Warm management game reminds us how to care


I go in alone A dark room in front of my screen. The game is loaded. Purple, red, orange, and pink are all over me, calling me. Start the game. Yes, please. Take me to meet my friends, people I miss all day in front of the grey and blue work terminal. They greeted me with smiles, waves, and hugs.

I pause the game. Tell my baby loudly that I love them. Text a friend. Tell her I miss her. I hope everything is well for her. I love her. I went back to the game and spent a few hours interspersed and interacted. Even dared to jump to Reddit to check strangers’ ships, settings, towns, resource inventories, and their new hats. I comment. I agree. I share and participate in a great community.

Comfortable management games are not only fun, but also an escape. In difficult times like a pandemic, they can be lifeboats, just like hundreds of days of protest, rebellion, division, death to death, unpackaged trauma, which will echo for many years. In terms of game mechanics, they provide us with a respite from the harshness and combat. They allow us to embrace our friends, the people who let go in our lives, the people who let us go in our lives, and the imaginary incarnations of everyone we miss, desire and hope for once more.

At the same time set friendly reminders to eat, drink, sleep, and give yourself something to eat, just because. Author and comfortable management game fan Nia Simone McLeod found that these games were exactly what she needed to find her place in the world again. “Comfortable management games make me calm and calm. Any anxiety I feel throughout the day is washed away.” She is closely related to the management mechanisms in these games: “I focus on what the game puts in front of me. Simple tasks, whether it’s collecting shells, farming, or talking with neighbors.”

“The mechanism has meaning, value and tone,” said Whitney “Strix” Beltrán, director of narration at Hidden Path Entertainment. In addition to being the director of Hidden Path’s upcoming game inspired by Dungeons and Dragons, Strix often emphasizes what it takes to create a game that connects with the player, bringing the feeling of transcending the game and touching the player so deeply that the game even After they are finished, the game process will be with them. “How do I want players to feel at the end of the game? What should they stick to? How do I want them to move or possibly change from the experience? I put a lot of effort into clarifying what it would look like and shaping it into a vision. It’s important to understand your real-time game mechanics. Ideally, there is a synergy in which the mechanics and narrative amplify each other.”
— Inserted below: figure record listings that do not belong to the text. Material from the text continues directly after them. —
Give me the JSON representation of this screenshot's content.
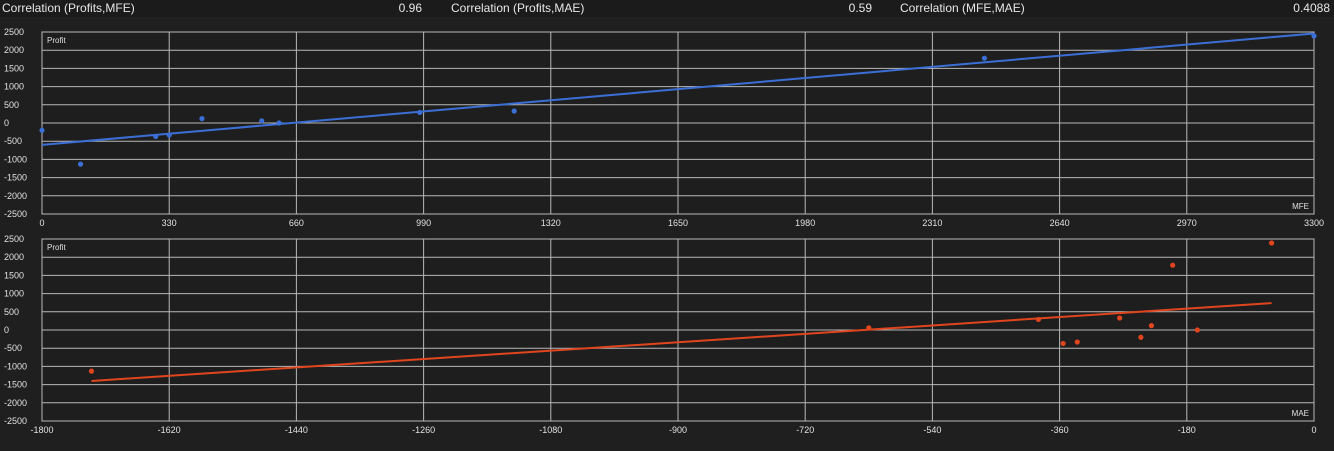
{
  "header": {
    "items": [
      {
        "label": "Correlation (Profits,MFE)",
        "value": "0.96"
      },
      {
        "label": "Correlation (Profits,MAE)",
        "value": "0.59"
      },
      {
        "label": "Correlation (MFE,MAE)",
        "value": "0.4088"
      }
    ]
  },
  "colors": {
    "mfe_series": "#3b6fd6",
    "mae_series": "#e0451e"
  },
  "chart_data": [
    {
      "type": "scatter",
      "ylabel": "Profit",
      "xlabel": "MFE",
      "xlim": [
        0,
        3300
      ],
      "ylim": [
        -2500,
        2500
      ],
      "xticks": [
        0,
        330,
        660,
        990,
        1320,
        1650,
        1980,
        2310,
        2640,
        2970,
        3300
      ],
      "yticks": [
        2500,
        2000,
        1500,
        1000,
        500,
        0,
        -500,
        -1000,
        -1500,
        -2000,
        -2500
      ],
      "grid": true,
      "points": [
        {
          "x": 0,
          "y": -200
        },
        {
          "x": 100,
          "y": -1130
        },
        {
          "x": 295,
          "y": -370
        },
        {
          "x": 330,
          "y": -330
        },
        {
          "x": 415,
          "y": 120
        },
        {
          "x": 570,
          "y": 60
        },
        {
          "x": 615,
          "y": 0
        },
        {
          "x": 980,
          "y": 290
        },
        {
          "x": 1225,
          "y": 330
        },
        {
          "x": 2445,
          "y": 1780
        },
        {
          "x": 3300,
          "y": 2390
        }
      ],
      "trendline": {
        "x": [
          0,
          3300
        ],
        "y": [
          -600,
          2460
        ]
      }
    },
    {
      "type": "scatter",
      "ylabel": "Profit",
      "xlabel": "MAE",
      "xlim": [
        -1800,
        0
      ],
      "ylim": [
        -2500,
        2500
      ],
      "xticks": [
        -1800,
        -1620,
        -1440,
        -1260,
        -1080,
        -900,
        -720,
        -540,
        -360,
        -180,
        0
      ],
      "yticks": [
        2500,
        2000,
        1500,
        1000,
        500,
        0,
        -500,
        -1000,
        -1500,
        -2000,
        -2500
      ],
      "grid": true,
      "points": [
        {
          "x": -1730,
          "y": -1130
        },
        {
          "x": -630,
          "y": 60
        },
        {
          "x": -390,
          "y": 290
        },
        {
          "x": -355,
          "y": -370
        },
        {
          "x": -335,
          "y": -330
        },
        {
          "x": -275,
          "y": 330
        },
        {
          "x": -245,
          "y": -200
        },
        {
          "x": -230,
          "y": 120
        },
        {
          "x": -200,
          "y": 1780
        },
        {
          "x": -165,
          "y": 0
        },
        {
          "x": -60,
          "y": 2390
        }
      ],
      "trendline": {
        "x": [
          -1730,
          -60
        ],
        "y": [
          -1400,
          740
        ]
      }
    }
  ]
}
enlarge It is the key factor that makes the game more than a simple escape for the player. It allows the game to enter the player’s mind, slowly changing them and how they see the world and themselves in it. McLeod had similar feelings: “Small things, such as catching a rare fish or completing a neighbor’s errand, brought me a lot of happiness. When I played ball, I was reminded that I should do the same thing in my life: celebrate Every victory.”

For me, a game that makes me feel all the feelings of the past year and now Spiritual Traveler From Lotus Games. Launched as a comfortable management game about death, I entered it and prepared to destroy my heart and emotions. What I didn’t expect was that it changed the way I look at the world, interact with friends and family, and reflect on myself. I was able to catch up with Nicolas Guérin, the creative director of the game, and Jo Gauthier, the art director. We separately and together discussed comfortable management games, how they are designed, and their impact on players.